Friday, September 19, 2014

salju musim panas


Suhu udara siang itu sanggup memanggang siapa pun yang berani berdiri di bawahnya. Tapi, tentu saja bukan Saski namanya kalau mau kalah dengan matahari. Pukul tiga, dan ia sudah siap di lapangan softball, mendahului teman satu timnya yang lain.

‘TAK!’

“Awww!”

Siapa sangka, satu pukulan salah sasaran hari itu sanggup membawanya duduk bersisian dengan Hans hari ini.

What if I didn’t hit you that day?” Saski menyeruput kuah baksonya.

“Kita masih tetap akan ketemu di pestanya Emilia Aditirta,” Hans membetulkan posisi duduknya. Duduk di emperan kompleks sambil menikmati semangkuk bakso seperti ini adalah kegiatan yang menyebalkan bagi Hans, tapi toh ia lakukan juga demi Saski, gadis yang—diam-diam, sudah berhasil mencuri hatinya beberapa bulan terakhir.

Saski mengangguk. Ia nggak pernah menyangka orang asing yang nggak sengaja terkena pukulan bolanya, adalah orang yang sama dengan laki-laki yang menumpahkan cocktail ke dress putih gadingnya di tengah pesta. Tapi berkat kejadian itu, pesta yang dihadiri Saski karena dipaksa Ibu jadi nggak semembosankan perkiraannya. Ia jadi bisa berkenalan dengan Hans—seorang ekspat keturunan Belanda-Indonesia yang kebetulan sedang berlibur di Jakarta.
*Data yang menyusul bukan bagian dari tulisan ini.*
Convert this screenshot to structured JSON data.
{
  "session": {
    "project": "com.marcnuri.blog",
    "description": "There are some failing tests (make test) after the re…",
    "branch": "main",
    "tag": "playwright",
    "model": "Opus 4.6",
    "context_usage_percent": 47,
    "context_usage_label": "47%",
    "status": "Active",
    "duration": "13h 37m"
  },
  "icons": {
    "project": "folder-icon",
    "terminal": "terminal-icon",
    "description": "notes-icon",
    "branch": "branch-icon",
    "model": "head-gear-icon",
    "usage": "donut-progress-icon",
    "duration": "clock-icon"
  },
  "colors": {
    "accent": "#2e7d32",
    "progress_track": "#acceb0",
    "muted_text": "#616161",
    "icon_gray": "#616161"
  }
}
“Lo harus banget balik ke Belanda?” Ada nada kecewa yang gagal disembunyikan Saski dalam pertanyaannya.

“Kan gue udah bilang, gue emang nggak lama di sini,” Hans mencoba menikmati semangkuk bakso terakhirnya sebelum meninggalkan Jakarta—meninggalkan Saski. Namun setiap suapan yang masuk ke mulutnya terasa tawar, sehambar suasana hatinya.

Saski tidak menanggapi—yang justru membuat Hans semakin tidak tahu harus bicara apa. Kalau berbicara soal kepergiannya, Saski bisa mendadak jadi pendiam, berbeda 180 derajat dengan kepribadiannya yang sehangat musim panas.

“Di Belanda ada salju, kan ya?” Saski tiba-tiba menoleh ke arah Hans. Tersenyum dengan mata yang berbinar, berusaha mengenyahkan kesedihannya. Seperti yang dilakukannya ketika gadis itu gagal masuk ke pertandingan final softball dan Hans harus menghiburnya seharian. Hans ingat Saski juga tersenyum seperti itu saat akhirnya mereka memilih duduk menonton marathon serial Grey’s Anatomy di penghujung hari.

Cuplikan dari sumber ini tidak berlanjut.